MIDI notes are mapped into the project label space (KD, SD, HH, TT, CY).
Events within a 30 ms tolerance are grouped into a single multi-label target.
Matching audio windows are sliced from the waveform.
Features are extracted per grouped onset and paired with multi-hot label vectors.

This produces a supervised dataset suitable for classical multi-label classification.

Plot generation

The output plot is generated in main.py. Each onset is drawn as a dashed vertical line, and predicted classes are stacked vertically with distinct colors and markers so simultaneous hits remain visible.

Current plot legend:

red circle: KD
green X: SD
blue triangle: HH
yellow square: TT
magenta diamond: CY

Repository Layout

.
├── main.py
├── pyproject.toml
├── src/
│   ├── classification.py
│   ├── onset.py
│   └── scripts/
│       ├── evaluate.py
│       ├── fetch_dataset.py
│       ├── test_suite.py
│       └── train_classifier.py
└── data/
    ├── drum_classifier.pkl
    └── groove/

Project Organization

The repository is intentionally small and split by responsibility:

main.py is the user-facing CLI entrypoint for inference and plot generation.
src/onset.py owns onset detection and waveform-level preprocessing for hit timing.
src/classification.py owns feature extraction and per-onset multi-label prediction.
src/scripts/train_classifier.py owns dataset construction and model training.
src/scripts/evaluate.py evaluates a saved model without retraining it.
src/scripts/test_suite.py runs a small set of end-to-end checks against known audio inputs.
src/scripts/fetch_dataset.py downloads and extracts the external training corpus.

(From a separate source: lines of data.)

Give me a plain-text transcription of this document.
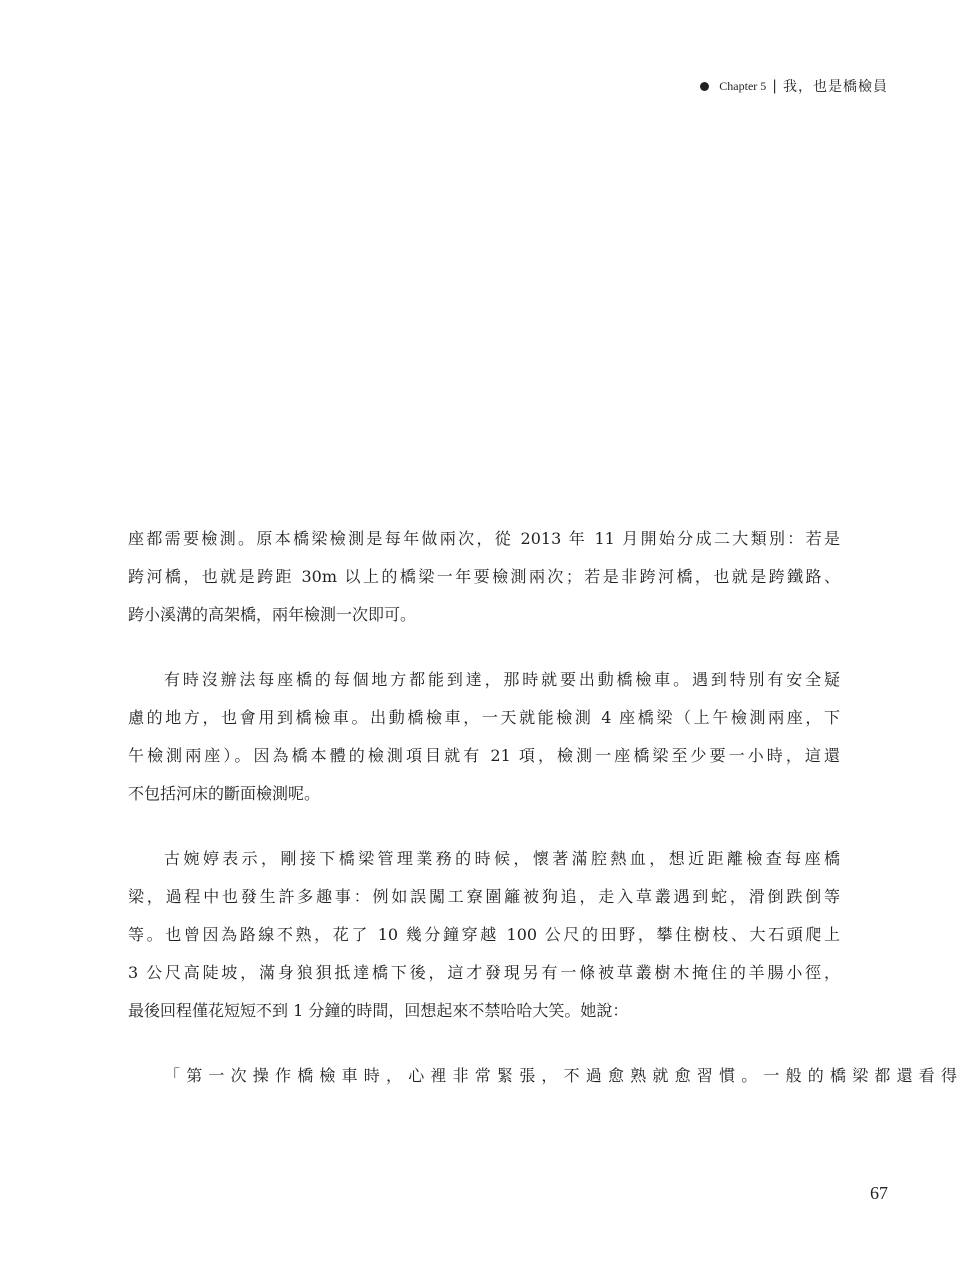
Chapter 5 | 我，也是橋檢員
座都需要檢測。原本橋梁檢測是每年做兩次，從 2013 年 11 月開始分成二大類別：若是
跨河橋，也就是跨距 30m 以上的橋梁一年要檢測兩次；若是非跨河橋，也就是跨鐵路、
跨小溪溝的高架橋，兩年檢測一次即可。
有時沒辦法每座橋的每個地方都能到達，那時就要出動橋檢車。遇到特別有安全疑
慮的地方，也會用到橋檢車。出動橋檢車，一天就能檢測 4 座橋梁（上午檢測兩座，下
午檢測兩座）。因為橋本體的檢測項目就有 21 項，檢測一座橋梁至少要一小時，這還
不包括河床的斷面檢測呢。
古婉婷表示，剛接下橋梁管理業務的時候，懷著滿腔熱血，想近距離檢查每座橋
梁，過程中也發生許多趣事：例如誤闖工寮圍籬被狗追，走入草叢遇到蛇，滑倒跌倒等
等。也曾因為路線不熟，花了 10 幾分鐘穿越 100 公尺的田野，攀住樹枝、大石頭爬上
3 公尺高陡坡，滿身狼狽抵達橋下後，這才發現另有一條被草叢樹木掩住的羊腸小徑，
最後回程僅花短短不到 1 分鐘的時間，回想起來不禁哈哈大笑。她說：
「第一次操作橋檢車時，心裡非常緊張，不過愈熟就愈習慣。一般的橋梁都還看得
67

A few practical conventions are worth knowing:

Source code lives under src/, while one-off operational entrypoints live in src/scripts/.
Large generated assets and external datasets are expected under data/ rather than committed into the source tree.
The trained model is treated as a runtime artifact, not hand-edited source.
Plots are generated into the repository root today, which keeps inference outputs easy to inspect but does mean repeated runs accumulate image files there.

Output Artifacts

data/drum_classifier.pkl: trained scikit-learn model
classified_plot_*.png: waveform plot annotated with predicted drum labels
data/groove/: extracted Groove MIDI Dataset

Operational Notes

src/onset.py already forces writable cache locations for Matplotlib and related tooling because some execution environments make the default cache path read-only.
UV_CACHE_DIR is separate from Matplotlib or XDG cache handling; it specifically helps uv itself use a writable cache directory.
Training and evaluation can take a while on the full dataset, and the first pass is I/O-heavy because every track must be loaded and paired with its MIDI metadata.

Known Limitations

The pipeline assumes isolated or drum-dominant audio and has not been hardened for dense full-mix transcription.
Evaluation scripts rebuild features from scratch rather than caching an intermediate training dataset.
Inference quality depends heavily on onset detection quality; missed or duplicated onsets cannot be corrected by the classifier stage.